In 26 Nestern wurden 63 Jungstörche beringt. Damit war die von der Beringungsstation Hiddensee zu Verfügung gestellte Anzahl von Ringen aufgebraucht. In weiteren zehn Nestern blieben 25 Jungstörche ohne Ring.

88 Jungstörche gibt es 2019 im Westhavelland. Quelle: Nabu

Einige Nester konnten die Naturschützer auch nicht mit der Hebebühne erreichen. Vereinzelt gab es auch von den Grundstückseigentümern kein Einverständnis. René Riep ist mit insgesamt 88 Jungstörchen im Westhavelland zufrieden. „2019 liegt im Vergleich mit den Vorjahren sogar etwas über den Durchschnitt und damit im positiven Bereich“, sagt der Geschäftsführer des Nabu-Regionalverbandes Westhavelland.

Ältere Statistiken

2018 Jahr wurden im Westhavelland 80 Jungstörche gezählt. 2017 waren es 76 und 2016 wurden vom Nabu Regionalverband 82 junge Störche beringt. Das positive Ergebnis in diesem Jahr ist für René Riep auch deswegen beachtenswert, weil es über lange Zeit sehr trocken war. Offenbar haben die Storcheneltern dennoch genügend Nahrung gefunden, um den Nachwuchs satt zu bekommen.

Vom Unwetter verschont

Auch von unwetterbedingten Verlusten blieb der Storchennachwuchs weitgehend verschont. Vierlinge erblickten in diesem Jahr lediglich im Storchennest auf dem Gahlberg das Licht der Welt. Eines Tages lag ein Jungtier auf der Erde. Der Nabu brachte den Jungstorch zur weiteren Aufzucht und Betreuung auf einen Tierhof.

Nachwuchs in Albertsheim

Nach drei Jahren werden 2019 das erste Mal wieder im Storchennest Albertsheim Jungtiere groß gezogen. Hier ist ein Storchenpaar aus Hohennauen hergezogen. Keine Brut gab es in Stölln und Marquede. In Böhne ist der Storchennachwuchs noch sehr klein.

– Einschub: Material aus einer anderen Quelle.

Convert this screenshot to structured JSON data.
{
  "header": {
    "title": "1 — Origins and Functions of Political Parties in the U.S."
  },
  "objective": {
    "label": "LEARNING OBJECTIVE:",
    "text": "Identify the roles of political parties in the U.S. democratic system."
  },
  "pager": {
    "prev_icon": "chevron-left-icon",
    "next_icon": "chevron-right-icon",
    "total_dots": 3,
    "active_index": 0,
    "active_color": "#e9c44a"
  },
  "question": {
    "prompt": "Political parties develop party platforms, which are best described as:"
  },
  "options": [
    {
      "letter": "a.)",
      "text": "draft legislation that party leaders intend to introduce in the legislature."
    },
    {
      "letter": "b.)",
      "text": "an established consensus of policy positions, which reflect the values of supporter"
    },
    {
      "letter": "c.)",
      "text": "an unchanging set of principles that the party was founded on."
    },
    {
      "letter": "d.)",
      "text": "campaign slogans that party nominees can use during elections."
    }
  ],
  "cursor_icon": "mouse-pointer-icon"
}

Das Storchenpaar in Kleßen kann auf dem Schornstein der Dorfkirche bleiben. Der Horst wird erst im Herbst umgesetzt. Quelle: Norbert Stein

Ein Happy End gibt es in Kleßen, wo im Frühjahr ein Wanderfalke ein Storchenpaar aus seinem angestammten Nest auf einer ausgedienten Gemüsehalle vertrieb. Nach aufregenden Tagen um dessen Zukunft in Kleßen bekam das Storchenpaar ein neues Nest auf der Dorfkirche, wo Tino Wachowiak am Wochenende zwei Jungtiere beringt hat.

Ein Reisepass

Der Ring am Fuß ist für einen Jungstorch eine Art Reisepass. Wo immer er sich niederlässt, kann die Beringungsstation Hiddensee, zu dessen Betreuungsgebiet auch das Westhavelland gehört, feststellen, wo der Storch beringt wurde und zwischenzeitlich beobachtet wurde.

Geburtstagsfeier

So kamen Tino Wachowiak und René Riep lediglich einen Tag zu früh zur 24.Geburtstagsfeier des Storches mit der Ringnummer DEH KA 3950 in Strodehne. Sie haben sich nämlich in Hiddensee nach der Lebensgeschichte des Storches erkundigt und so erfahren, dass er am 1. Juli 1995 im anhaltinischen Nachbardorf Molkenberg beringt wurde.

Tino Wachowik bei der Beringung eines Jungstorches. Quelle: Nabu

Als Teenager zog er er im Sommer zunächst im Havelland herum, war 1998 in Großderschau und Wassersuppe, ein Jahr später im Prietzen. 2011 begann das Familienleben – abwechselnd im Strodehner Nest oder auf dem Gahlberg. Seine Treue zum Westhavelland unterbrach er lediglich 2015, als er sich nicht weit entfernt von Strodehne auf anhaltischer Seite der Havel in Garz niedergelassen hatte.